Edição Número 81 - JANEIRO/FEVEREIRO de 1998 - Pág. 7 -ISSN 0104-2386

AO Number 81 - Janeiro/Fevereiro 1998 - P.7

 

Observações de campo transcritas de anotações

A rarefação do mocho-galego (Athene noctua Scopoli,1769)

Alberto Masi - Itália

A sorte deste pequeno raptor noturno está sempre ligada ao homem: de símbolo de uma potente cidade grega (Atenas) a emblema de bruxas e magos, talvez pelo fato de habitar cemitérios.

Considerado animal nocivo ou portador de desventuras (os velhos contavam que escutar seu canto era sinal de feias premonições), agora que as pessoas acreditam menos nestas coisas... o mocho-galego está inexoravelmente desaparecendo.

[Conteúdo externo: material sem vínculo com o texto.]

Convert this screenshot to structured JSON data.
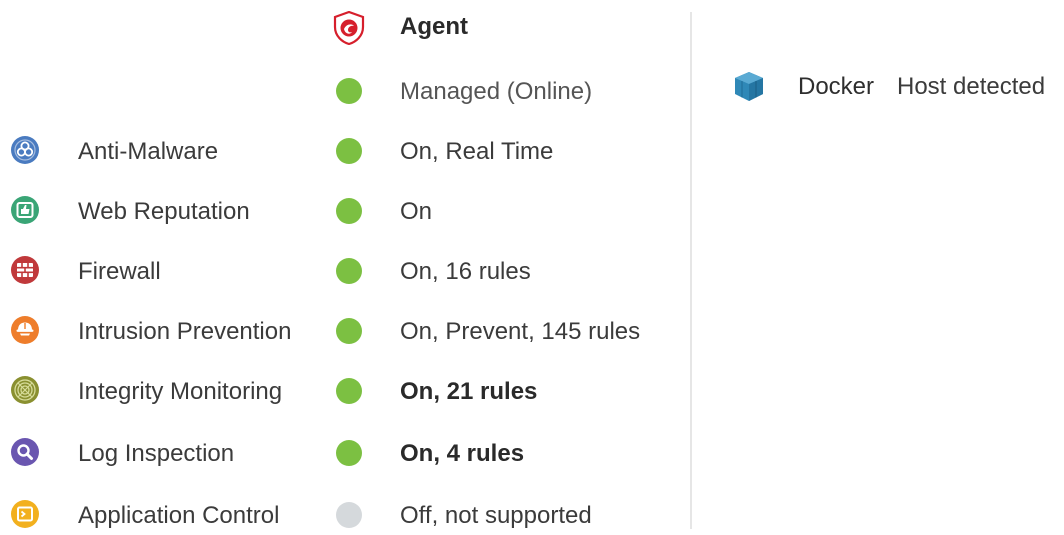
{
  "agent": {
    "title": "Agent",
    "status": "Managed (Online)",
    "status_state": "on"
  },
  "features": [
    {
      "name": "Anti-Malware",
      "icon": "biohazard-icon",
      "color": "#4a7bc0",
      "state": "on",
      "status": "On, Real Time",
      "bold": false
    },
    {
      "name": "Web Reputation",
      "icon": "web-reputation-icon",
      "color": "#3aa576",
      "state": "on",
      "status": "On",
      "bold": false
    },
    {
      "name": "Firewall",
      "icon": "firewall-icon",
      "color": "#c0393b",
      "state": "on",
      "status": "On, 16 rules",
      "bold": false
    },
    {
      "name": "Intrusion Prevention",
      "icon": "intrusion-prevention-icon",
      "color": "#ee7d2b",
      "state": "on",
      "status": "On, Prevent, 145 rules",
      "bold": false
    },
    {
      "name": "Integrity Monitoring",
      "icon": "integrity-monitoring-icon",
      "color": "#8a9030",
      "state": "on",
      "status": "On, 21 rules",
      "bold": true
    },
    {
      "name": "Log Inspection",
      "icon": "magnifier-icon",
      "color": "#6a56b0",
      "state": "on",
      "status": "On, 4 rules",
      "bold": true
    },
    {
      "name": "Application Control",
      "icon": "application-control-icon",
      "color": "#f2b01e",
      "state": "off",
      "status": "Off, not supported",
      "bold": false
    }
  ],
  "docker": {
    "name": "Docker",
    "status": "Host detected"
  },
  "colors": {
    "on": "#7cc042",
    "off": "#d5d9dc",
    "agent_red": "#d61f2c",
    "docker_blue": "#2f88b7"
  }
}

Ironia do destino!

Na Itália sobre esta ave não existem dados precisos, porém o fato é que não é mais freqüentemente visto. Ainda é, entre os raptores noturnos, a espécie mais facilmente vista durante o dia. Pretendi realizar algumas pesquisas para finalmente individualizar as causas do declínio demográfico, mas além de poder constatar a destruição dos biótipos de nidificação, como o desaparecimento das alamedas de amoreiras, salgueiros, álamos que, como se sabe, são ricos de cavidades ideais para nidificação, e o gradual desaparecimento dos campos, para o momento... minhas intenções ficaram paradas. Talvez pelo fato da minha área de campo não ser vasta. Todavia o mocho-galego estaria adaptado para viver também em ambientes transformados. Uma hipótese poderia ser aquela de ter notado a quase totalidade das casas de campo transformadas, modernizados e a cultura diferente daquela de algumas décadas atrás.

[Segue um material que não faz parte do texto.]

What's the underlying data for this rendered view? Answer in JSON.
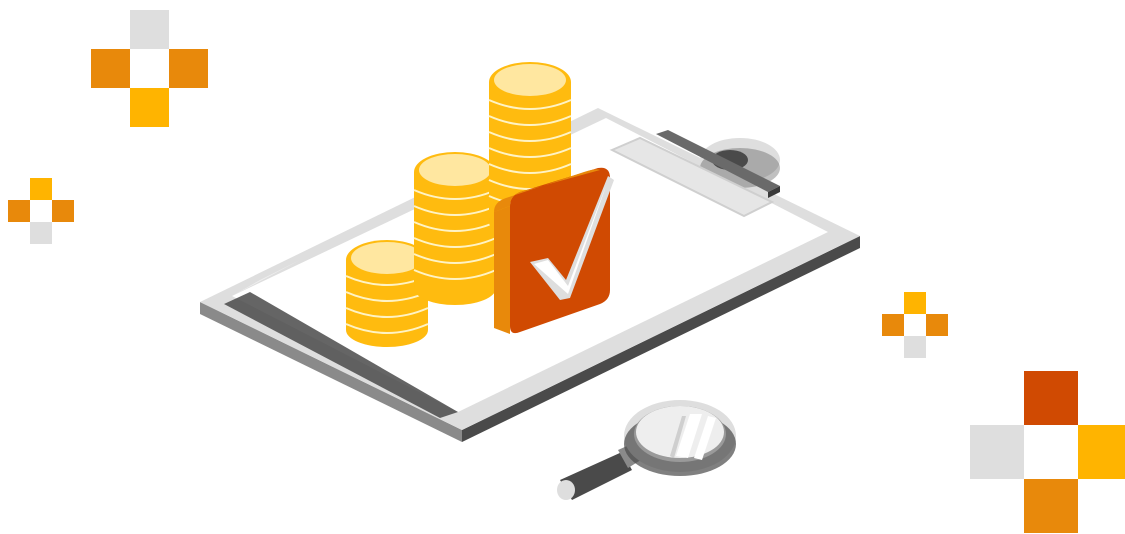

Além disso tem ocorrido a excessiva presença da pega-rabuda (Pica pica Linnaeus) que, para meu conhecimento, não teria nada a ver com a diminuição demográfica do mocho-galego.

A este propósito, os mesmos camponeses, habitantes da área de minha observação, me confirmaram que, no passado, quando ainda havia o mocho-galego, a pega-rabuda existia em número nitidamente inferior.

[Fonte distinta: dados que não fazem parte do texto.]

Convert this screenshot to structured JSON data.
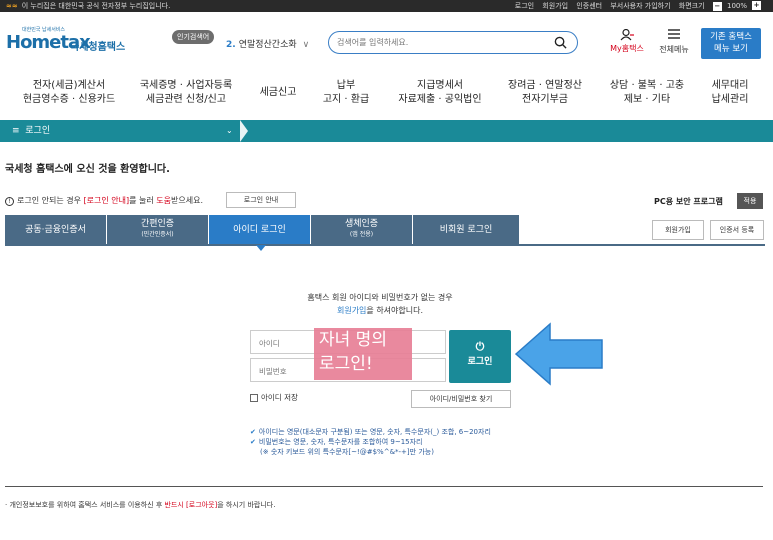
{
  "topbar": {
    "gov_text": "이 누리집은 대한민국 공식 전자정부 누리집입니다.",
    "links": [
      "로그인",
      "회원가입",
      "인증센터",
      "부서사용자 가입하기",
      "화면크기"
    ],
    "zoom_minus": "−",
    "zoom": "100%",
    "zoom_plus": "+"
  },
  "logo": {
    "tagline": "대한민국 납세서비스",
    "brand": "Hometax",
    "name": "국세청홈택스"
  },
  "header": {
    "popular_badge": "인기검색어",
    "popular_rank": "2.",
    "popular_term": "연말정산간소화",
    "search_placeholder": "검색어를 입력하세요.",
    "my_home": "My홈택스",
    "all_menu": "전체메뉴",
    "old_hometax": [
      "기존 홈택스",
      "메뉴 보기"
    ]
  },
  "gnb": [
    [
      "전자(세금)계산서",
      "현금영수증 · 신용카드"
    ],
    [
      "국세증명 · 사업자등록",
      "세금관련 신청/신고"
    ],
    [
      "세금신고",
      ""
    ],
    [
      "납부",
      "고지 · 환급"
    ],
    [
      "지급명세서",
      "자료제출 · 공익법인"
    ],
    [
      "장려금 · 연말정산",
      "전자기부금"
    ],
    [
      "상담 · 불복 · 고충",
      "제보 · 기타"
    ],
    [
      "세무대리",
      "납세관리"
    ]
  ],
  "location": {
    "menu_icon": "≡",
    "label": "로그인",
    "dropdown": "⌄"
  },
  "welcome": "국세청 홈택스에 오신 것을 환영합니다.",
  "notice": {
    "pre": "로그인 안되는 경우 ",
    "red1": "[로그인 안내]",
    "mid": "를 눌러 ",
    "red2": "도움",
    "post": "받으세요.",
    "guide_button": "로그인 안내"
  },
  "pc_security": {
    "label": "PC용 보안 프로그램",
    "apply": "적용"
  },
  "tabs": [
    {
      "label": "공동·금융인증서",
      "sub": ""
    },
    {
      "label": "간편인증",
      "sub": "(민간인증서)"
    },
    {
      "label": "아이디 로그인",
      "sub": ""
    },
    {
      "label": "생체인증",
      "sub": "(앱 전용)"
    },
    {
      "label": "비회원 로그인",
      "sub": ""
    }
  ],
  "side_buttons": {
    "signup": "회원가입",
    "cert_register": "인증서 등록"
  },
  "login": {
    "info_line1": "홈택스 회원 아이디와 비밀번호가 없는 경우",
    "info_link": "회원가입",
    "info_line2_rest": "을 하셔야합니다.",
    "id_placeholder": "아이디",
    "pw_placeholder": "비밀번호",
    "overlay_line1": "자녀 명의",
    "overlay_line2": "로그인!",
    "button": "로그인",
    "power_icon": "⏻",
    "keep_id": "아이디 저장",
    "find_button": "아이디/비밀번호 찾기"
  },
  "rules": [
    "아이디는 영문(대소문자 구분됨) 또는 영문, 숫자, 특수문자(_) 조합, 6~20자리",
    "비밀번호는 영문, 숫자, 특수문자를 조합하여 9~15자리",
    "(※ 숫자 키보드 위의 특수문자[~!@#$%^&*-+]만 가능)"
  ],
  "footer": {
    "pre": "· 개인정보보호를 위하여 홈택스 서비스를 이용하신 후 ",
    "red": "반드시 [로그아웃]",
    "post": "을 하시기 바랍니다."
  },
  "colors": {
    "teal": "#1a8a98",
    "blue": "#2a7cc7",
    "tab": "#4a6a86",
    "overlay": "#e87f96",
    "arrow": "#4aa3e8"
  }
}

O mocho-galego prefere os campos com agricultura tradicional, as zonas planas e colinas com cobertura arbórea esparsa e descontínua. Gretas dos rios e centros habitados. Alimenta-se de pequenos mamíferos (ratos de árvores), aves (também tão grande quanto um melro), se arrependa, répteis, anfíbios, insetos, moluscos.

Sobre a alimentação pertinente tenho visto e em boa quantidade também durante os meses de março a maio, período preferido pelo mocho-galego para reprodução. A sua rarefação é uma incógnita.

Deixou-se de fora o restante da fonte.